Cartas de ajuda com os critérios de pontuação e custos para construção. Foto: BoardGameGeek.

Agora voltemos ao ponto lá do começo. Concordia é um jogo que, como nem todos fazem, sobreviveu ao teste do tempo. E não só sobreviveu, é ainda considerado referência. No ranking do BoardGameGeek — eu sei, não é um referencial de verdade absoluta — o jogo ocupa a 17ª posição. Eu considero isso um baita feito, visto que a maioria dos jogos que ocupam as posições acima são jogos mais recentes, lançados de 2015 pra cá. A comparação inevitável, Istanbul é hoje o 110º colocado neste mesmo ranking. Tudo bem que falamos de um ranking que mede muito mais popularidade do que qualquer outra coisa e que sofre severamente de uma aversão a jogos mais leves, cultuando jogos pesados e, quase sempre, jogos com hype momentânea.

Mas vamos analisar por outro ponto. O que Concordia traz em termos de novidade para o mercado, para os jogadores em si, em termos de regras, de elegância, de profundidade de jogo, é muito maior que o que Istanbul fez. Sem nenhum desmerecimento do segundo, que inclusive, é um jogo que gosto muito e sempre indico. Mas Concordia é, sem dúvida alguma, um jogo mais a cara de “conhecedores” do que Istanbul é. E, se essa era a premiação em jogo, o primeiro, e não o segundo, deveria ter levado o prêmio.

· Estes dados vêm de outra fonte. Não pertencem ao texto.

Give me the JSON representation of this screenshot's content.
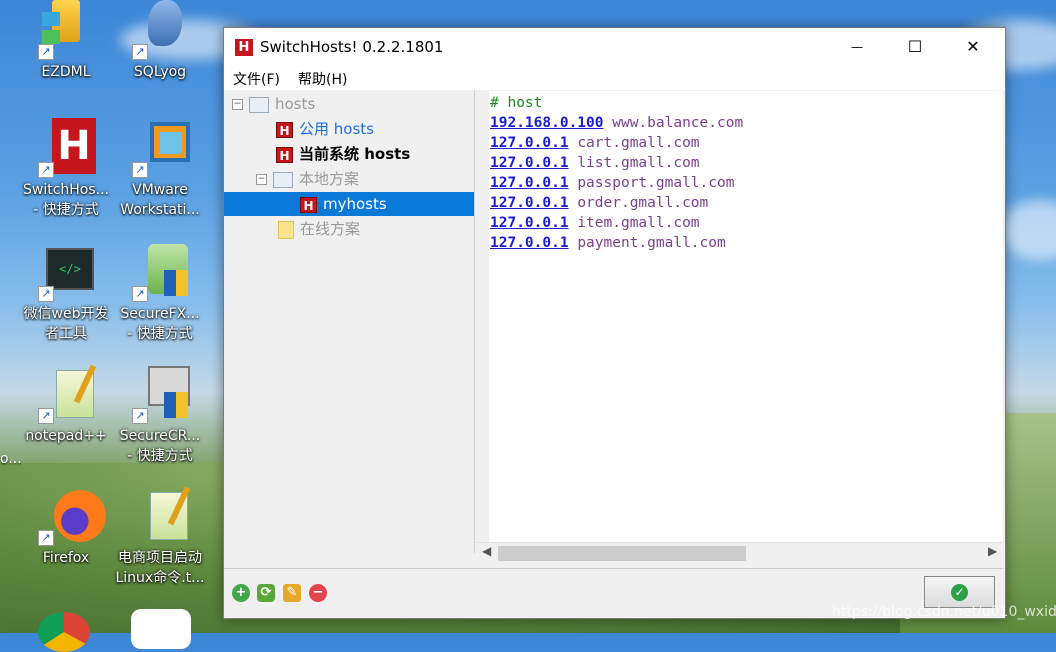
{
  "desktop": {
    "icons": [
      {
        "label1": "EZDML",
        "label2": ""
      },
      {
        "label1": "SQLyog",
        "label2": ""
      },
      {
        "label1": "SwitchHos...",
        "label2": "- 快捷方式"
      },
      {
        "label1": "VMware",
        "label2": "Workstati..."
      },
      {
        "label1": "微信web开发",
        "label2": "者工具"
      },
      {
        "label1": "SecureFX...",
        "label2": "- 快捷方式"
      },
      {
        "label1": "notepad++",
        "label2": ""
      },
      {
        "label1": "SecureCR...",
        "label2": "- 快捷方式"
      },
      {
        "label1": "Firefox",
        "label2": ""
      },
      {
        "label1": "电商项目启动",
        "label2": "Linux命令.t..."
      }
    ],
    "edge_text": "o..."
  },
  "window": {
    "title": "SwitchHosts! 0.2.2.1801",
    "app_icon_letter": "H",
    "minimize_glyph": "—",
    "maximize_glyph": "☐",
    "close_glyph": "✕"
  },
  "menu": {
    "file": "文件(F)",
    "help": "帮助(H)"
  },
  "tree": {
    "root": "hosts",
    "public": "公用 hosts",
    "current": "当前系统 hosts",
    "local": "本地方案",
    "myhosts": "myhosts",
    "online": "在线方案"
  },
  "editor": {
    "comment": "# host",
    "lines": [
      {
        "ip": "192.168.0.100",
        "domain": "www.balance.com"
      },
      {
        "ip": "127.0.0.1",
        "domain": "cart.gmall.com"
      },
      {
        "ip": "127.0.0.1",
        "domain": "list.gmall.com"
      },
      {
        "ip": "127.0.0.1",
        "domain": "passport.gmall.com"
      },
      {
        "ip": "127.0.0.1",
        "domain": "order.gmall.com"
      },
      {
        "ip": "127.0.0.1",
        "domain": "item.gmall.com"
      },
      {
        "ip": "127.0.0.1",
        "domain": "payment.gmall.com"
      }
    ]
  },
  "watermark": "https://blog.csdn.net/u010_wxid",
  "colors": {
    "accent_selection": "#0a78d7",
    "ip_blue": "#1b1bd0",
    "domain_purple": "#7a3f8d",
    "comment_green": "#1a8a1a",
    "brand_red": "#c4161c"
  }
}
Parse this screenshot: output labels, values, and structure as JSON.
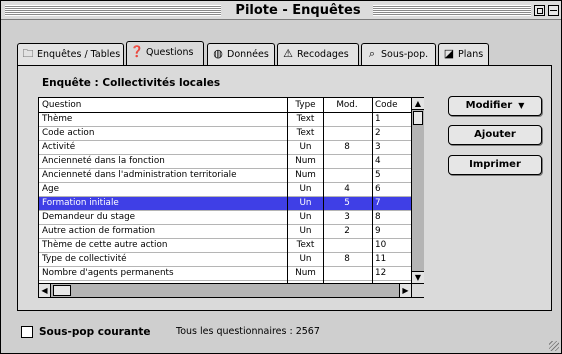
{
  "window": {
    "title": "Pilote - Enquêtes"
  },
  "tabs": [
    {
      "label": "Enquêtes / Tables",
      "icon": "folder-icon",
      "glyph": "🗀",
      "active": false
    },
    {
      "label": "Questions",
      "icon": "question-icon",
      "glyph": "❓",
      "active": true
    },
    {
      "label": "Données",
      "icon": "data-icon",
      "glyph": "◍",
      "active": false
    },
    {
      "label": "Recodages",
      "icon": "recode-icon",
      "glyph": "⚠",
      "active": false
    },
    {
      "label": "Sous-pop.",
      "icon": "search-icon",
      "glyph": "⌕",
      "active": false
    },
    {
      "label": "Plans",
      "icon": "plan-icon",
      "glyph": "◪",
      "active": false
    }
  ],
  "survey": {
    "label": "Enquête : Collectivités locales"
  },
  "table": {
    "headers": [
      "Question",
      "Type",
      "Mod.",
      "Code"
    ],
    "rows": [
      {
        "question": "Thème",
        "type": "Text",
        "mod": "",
        "code": "1"
      },
      {
        "question": "Code action",
        "type": "Text",
        "mod": "",
        "code": "2"
      },
      {
        "question": "Activité",
        "type": "Un",
        "mod": "8",
        "code": "3"
      },
      {
        "question": "Ancienneté dans la fonction",
        "type": "Num",
        "mod": "",
        "code": "4"
      },
      {
        "question": "Ancienneté dans l'administration territoriale",
        "type": "Num",
        "mod": "",
        "code": "5"
      },
      {
        "question": "Age",
        "type": "Un",
        "mod": "4",
        "code": "6"
      },
      {
        "question": "Formation initiale",
        "type": "Un",
        "mod": "5",
        "code": "7",
        "selected": true
      },
      {
        "question": "Demandeur du stage",
        "type": "Un",
        "mod": "3",
        "code": "8"
      },
      {
        "question": "Autre action de formation",
        "type": "Un",
        "mod": "2",
        "code": "9"
      },
      {
        "question": "Thème de cette autre action",
        "type": "Text",
        "mod": "",
        "code": "10"
      },
      {
        "question": "Type de collectivité",
        "type": "Un",
        "mod": "8",
        "code": "11"
      },
      {
        "question": "Nombre d'agents permanents",
        "type": "Num",
        "mod": "",
        "code": "12"
      }
    ]
  },
  "buttons": {
    "modify": "Modifier",
    "add": "Ajouter",
    "print": "Imprimer"
  },
  "footer": {
    "checkbox_label": "Sous-pop courante",
    "info": "Tous les questionnaires : 2567"
  },
  "colors": {
    "selection": "#3f3fe6",
    "window": "#cfcfcf"
  }
}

O problema é que o foco da crítica que julga e elege o jogo do ano naquele que deveria ser o Oscar dos jogos de tabuleiro mudou. E mudou sem avisar. O Spiel des Jahres deixou de ser uma premiação que focava no melhor jogo, e voltou seus olhos ao melhor “negócio de mercado”. E aqui eu não estou fazendo uma crítica a esse fato e nem usando uma maneira pejorativa de dizer que olhar o mercado é igual a olhar lucros. Não. O foco passou a ser os jogos com maior potencial de vendas e de aceitação pela grande massa e, mesmo no Kennerspiel, que deveria focar os jogadores experientes, os olhos também se voltaram para essa possibilidade. Isso justifica o fato de que outras situações semelhantes a essa voltariam a acontecer nos anos seguintes. Em 2015, Broom Service levou o prêmio que tinha Orleans como um dos indicados. Em 2016, o vencedor foi Isle of Skye, quando entre as sugestões tínhamos Mombasa. The Exit levou em 2017, num ano em que Terraforming Mars e Great Western Trail estavam entre os finalistas. E essa lista poderia se estender até o ano de 2020.

Presença dos jogadores na mesa. Foto: BoardGameGeek.

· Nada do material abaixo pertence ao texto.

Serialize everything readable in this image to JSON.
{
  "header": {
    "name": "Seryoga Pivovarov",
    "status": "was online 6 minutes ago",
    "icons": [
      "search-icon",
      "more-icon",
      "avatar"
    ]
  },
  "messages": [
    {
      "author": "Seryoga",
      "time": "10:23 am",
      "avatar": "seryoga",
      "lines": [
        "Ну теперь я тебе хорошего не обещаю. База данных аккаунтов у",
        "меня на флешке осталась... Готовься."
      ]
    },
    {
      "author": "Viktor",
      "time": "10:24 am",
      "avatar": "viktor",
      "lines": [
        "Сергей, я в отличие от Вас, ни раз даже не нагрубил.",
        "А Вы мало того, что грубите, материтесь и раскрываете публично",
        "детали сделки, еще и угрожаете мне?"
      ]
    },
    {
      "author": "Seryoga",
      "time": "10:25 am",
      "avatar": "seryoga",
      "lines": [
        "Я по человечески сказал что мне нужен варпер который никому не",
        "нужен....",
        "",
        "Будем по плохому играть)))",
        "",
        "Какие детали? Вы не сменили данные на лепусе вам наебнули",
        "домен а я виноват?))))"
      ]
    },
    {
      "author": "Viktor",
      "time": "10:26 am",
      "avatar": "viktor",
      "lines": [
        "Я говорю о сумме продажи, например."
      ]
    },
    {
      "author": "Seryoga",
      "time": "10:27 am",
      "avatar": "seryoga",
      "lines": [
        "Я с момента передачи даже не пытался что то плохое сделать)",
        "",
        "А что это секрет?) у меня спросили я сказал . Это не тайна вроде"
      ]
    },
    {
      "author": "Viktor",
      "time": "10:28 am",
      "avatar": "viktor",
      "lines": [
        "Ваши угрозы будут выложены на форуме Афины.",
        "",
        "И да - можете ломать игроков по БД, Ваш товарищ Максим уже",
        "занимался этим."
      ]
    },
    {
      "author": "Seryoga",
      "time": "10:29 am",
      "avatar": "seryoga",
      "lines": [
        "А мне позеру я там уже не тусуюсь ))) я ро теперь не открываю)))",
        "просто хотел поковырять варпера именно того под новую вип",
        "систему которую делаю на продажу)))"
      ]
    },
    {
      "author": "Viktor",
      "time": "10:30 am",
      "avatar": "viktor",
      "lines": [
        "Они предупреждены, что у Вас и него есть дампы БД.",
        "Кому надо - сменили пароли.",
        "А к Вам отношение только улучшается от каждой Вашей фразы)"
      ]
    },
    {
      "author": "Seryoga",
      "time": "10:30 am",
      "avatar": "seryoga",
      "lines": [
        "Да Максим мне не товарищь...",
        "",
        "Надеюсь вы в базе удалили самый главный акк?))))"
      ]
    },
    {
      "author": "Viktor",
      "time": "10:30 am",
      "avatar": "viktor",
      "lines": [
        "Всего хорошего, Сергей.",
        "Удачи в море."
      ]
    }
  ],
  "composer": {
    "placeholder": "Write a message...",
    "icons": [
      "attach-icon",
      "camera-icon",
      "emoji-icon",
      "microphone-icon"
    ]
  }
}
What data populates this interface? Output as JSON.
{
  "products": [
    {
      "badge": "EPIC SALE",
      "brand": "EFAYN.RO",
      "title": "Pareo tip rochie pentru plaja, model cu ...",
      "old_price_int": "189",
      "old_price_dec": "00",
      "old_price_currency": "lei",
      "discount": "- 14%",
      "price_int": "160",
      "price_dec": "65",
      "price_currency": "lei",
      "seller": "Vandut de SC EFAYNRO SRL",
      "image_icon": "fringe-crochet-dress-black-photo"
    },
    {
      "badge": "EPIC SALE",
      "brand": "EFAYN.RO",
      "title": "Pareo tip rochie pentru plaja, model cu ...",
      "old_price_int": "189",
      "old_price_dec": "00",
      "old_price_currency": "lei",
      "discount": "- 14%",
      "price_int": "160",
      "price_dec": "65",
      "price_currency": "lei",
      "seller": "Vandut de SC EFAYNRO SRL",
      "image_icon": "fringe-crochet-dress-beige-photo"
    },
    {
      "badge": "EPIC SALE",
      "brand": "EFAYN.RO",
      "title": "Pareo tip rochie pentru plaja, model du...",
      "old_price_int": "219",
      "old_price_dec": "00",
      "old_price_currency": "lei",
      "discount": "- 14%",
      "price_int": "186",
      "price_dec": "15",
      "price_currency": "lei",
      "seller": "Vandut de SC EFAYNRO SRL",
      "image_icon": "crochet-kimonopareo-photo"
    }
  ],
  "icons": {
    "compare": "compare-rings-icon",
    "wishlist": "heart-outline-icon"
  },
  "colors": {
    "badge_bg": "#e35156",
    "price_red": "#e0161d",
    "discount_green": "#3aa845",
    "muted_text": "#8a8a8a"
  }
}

Veja bem, não há nenhum demérito meu em relação aos jogos que venceram o prêmio. Acredito sim que todos eles tinham sua devida qualidade. Mas, ao meu ver, nenhum deles era de fato um jogo “para conhecedores”. Ou pelo menos não mais do que os que ficaram entre os nomeados ou recomendados no final — que todos sabemos que eram os finalistas. Eu gosto de Istanbul, assim como gosto de Isle of Skye ou de Village e 7 Wonders, pra citar vencedores dos anos anteriores. Mas, pra mim, todos esses jogos são menos emblemáticos ou marcantes ou ainda, não trazem tanta novidade e ideias quanto aqueles que foram preteridos.

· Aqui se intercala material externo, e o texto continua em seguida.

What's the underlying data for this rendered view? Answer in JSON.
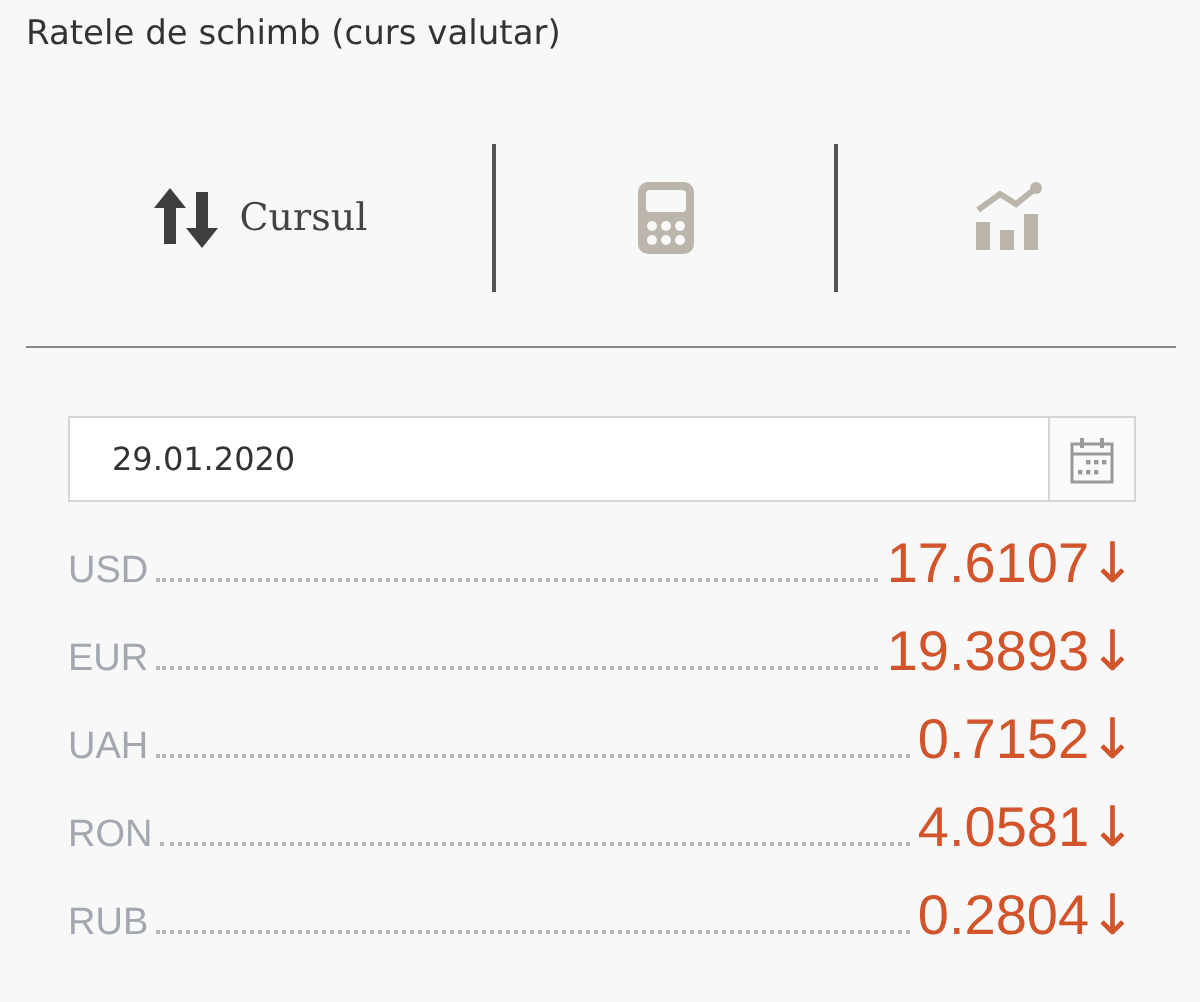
{
  "title": "Ratele de schimb (curs valutar)",
  "tabs": [
    {
      "kind": "rates",
      "label": "Cursul",
      "selected": true
    },
    {
      "kind": "calculator",
      "selected": false
    },
    {
      "kind": "chart",
      "selected": false
    }
  ],
  "date_field": {
    "value": "29.01.2020"
  },
  "rates": [
    {
      "currency": "USD",
      "value": "17.6107",
      "trend": "↓"
    },
    {
      "currency": "EUR",
      "value": "19.3893",
      "trend": "↓"
    },
    {
      "currency": "UAH",
      "value": "0.7152",
      "trend": "↓"
    },
    {
      "currency": "RON",
      "value": "4.0581",
      "trend": "↓"
    },
    {
      "currency": "RUB",
      "value": "0.2804",
      "trend": "↓"
    }
  ]
}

Se eu tivesse que escolher, minhas escolhas seriam aqueles jogos que trazem mais profundidade, trazem novidade ao passo que se mantêm com regras simples. São elegantes. Escolheria jogos que me marcaram pela escolhas de design que são diferentes, mas que também trazem ao jogador decisões importantes, relevantes e de fato, que são desafios aos jogadores experientes. Em 2014, eu teria escolhido Concordia.